Although this movie really shines through its cinematography, the portrayal of WWI soldiers is subtle and poignant. The two soldiers ‘1917’ centers on are Lance Corporal Blake and Lance Corporal Schofield, played by Dean-Charles Chapman and George MacKay. Blake and Schofield look no older than 20. As they traverse this battlezone, the soldiers they come in contact with look about the same age. There are a select few characters they run into that are much older than them. These characters are more experienced, higher ranking military men that send young men like Blake and Schofield to their death every day.

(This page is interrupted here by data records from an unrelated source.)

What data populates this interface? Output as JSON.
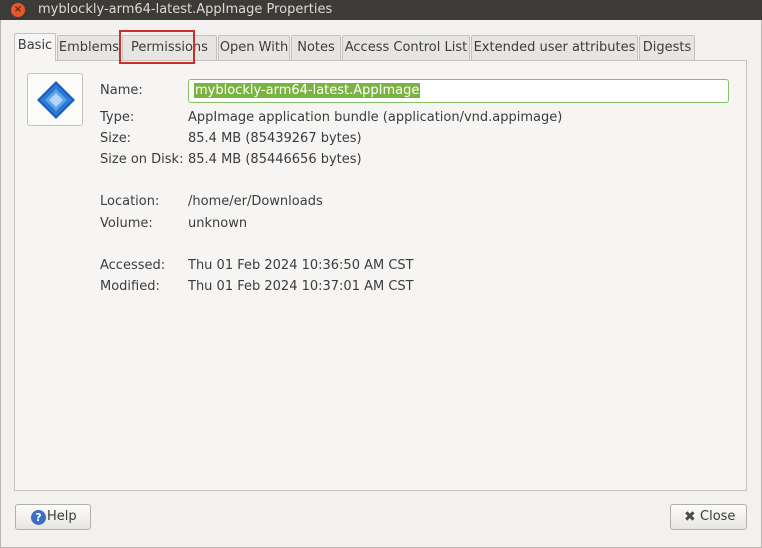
{
  "window": {
    "title": "myblockly-arm64-latest.AppImage Properties",
    "close_glyph": "×"
  },
  "tabs": [
    {
      "label": "Basic",
      "active": true
    },
    {
      "label": "Emblems"
    },
    {
      "label": "Permissions",
      "highlighted": true
    },
    {
      "label": "Open With"
    },
    {
      "label": "Notes"
    },
    {
      "label": "Access Control List"
    },
    {
      "label": "Extended user attributes"
    },
    {
      "label": "Digests"
    }
  ],
  "basic": {
    "file_icon": "appimage-file-icon",
    "name_label": "Name:",
    "name_value": "myblockly-arm64-latest.AppImage",
    "type_label": "Type:",
    "type_value": "AppImage application bundle (application/vnd.appimage)",
    "size_label": "Size:",
    "size_value": "85.4 MB (85439267 bytes)",
    "disk_label": "Size on Disk:",
    "disk_value": "85.4 MB (85446656 bytes)",
    "location_label": "Location:",
    "location_value": "/home/er/Downloads",
    "volume_label": "Volume:",
    "volume_value": "unknown",
    "accessed_label": "Accessed:",
    "accessed_value": "Thu 01 Feb 2024 10:36:50 AM CST",
    "modified_label": "Modified:",
    "modified_value": "Thu 01 Feb 2024 10:37:01 AM CST"
  },
  "buttons": {
    "help_icon": "?",
    "help_label": "Help",
    "close_icon": "✖",
    "close_label": "Close"
  },
  "colors": {
    "selection": "#7ab341",
    "highlight_box": "#c9302c",
    "titlebar": "#3c3b37"
  }
}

The cameos of the higher ranking officers last less than five minutes each and include stars such as Colin Firth, Mark Strong, and Benedict Cumberbatch. The way these characters view Blake and Schofield differs greatly. One sees them as pawns on a chess board, another will pity them and provide advice, the other just wants them to get out of their face. Although their opinions on Schofield and Blake may differ, there is a throughline in these characters; they are tired of fighting. None of these appearances include a grand display of anger and weeping due to the situation they find themselves in. Instead, these men give nothing away with their stony expressions and serious dispositions. They have shut themselves off from those emotions or have gotten so used to loss in their everyday lives. They have done this to survive, but even more so, they have done this so that they are able to send young soldiers out into no man’s land day after day. This is not the case for Blake and Schofield. These young men we follow are scared, courageous, and hopeful. You see them trying to stifle emotions they can’t control. You see them slowly turning into their superiors.
I’ve never been a huge fan of war movies, but with a movie like ‘1917,’ I can’t help but be impressed by what co-writer/director Sam Mendes, co-writer Krysty Wilson-Cairns, and cinematographer Roger Deakins have accomplished. I worry that the only thing that will be said about this movie is its ability to film in what looks like one shot. ‘1917’ succeeds in so much as it moves from point A to point B. It focuses on gorgeous imagery and the contrast between a young soldier and a seasoned general, understanding how each deals with the world they find themselves in.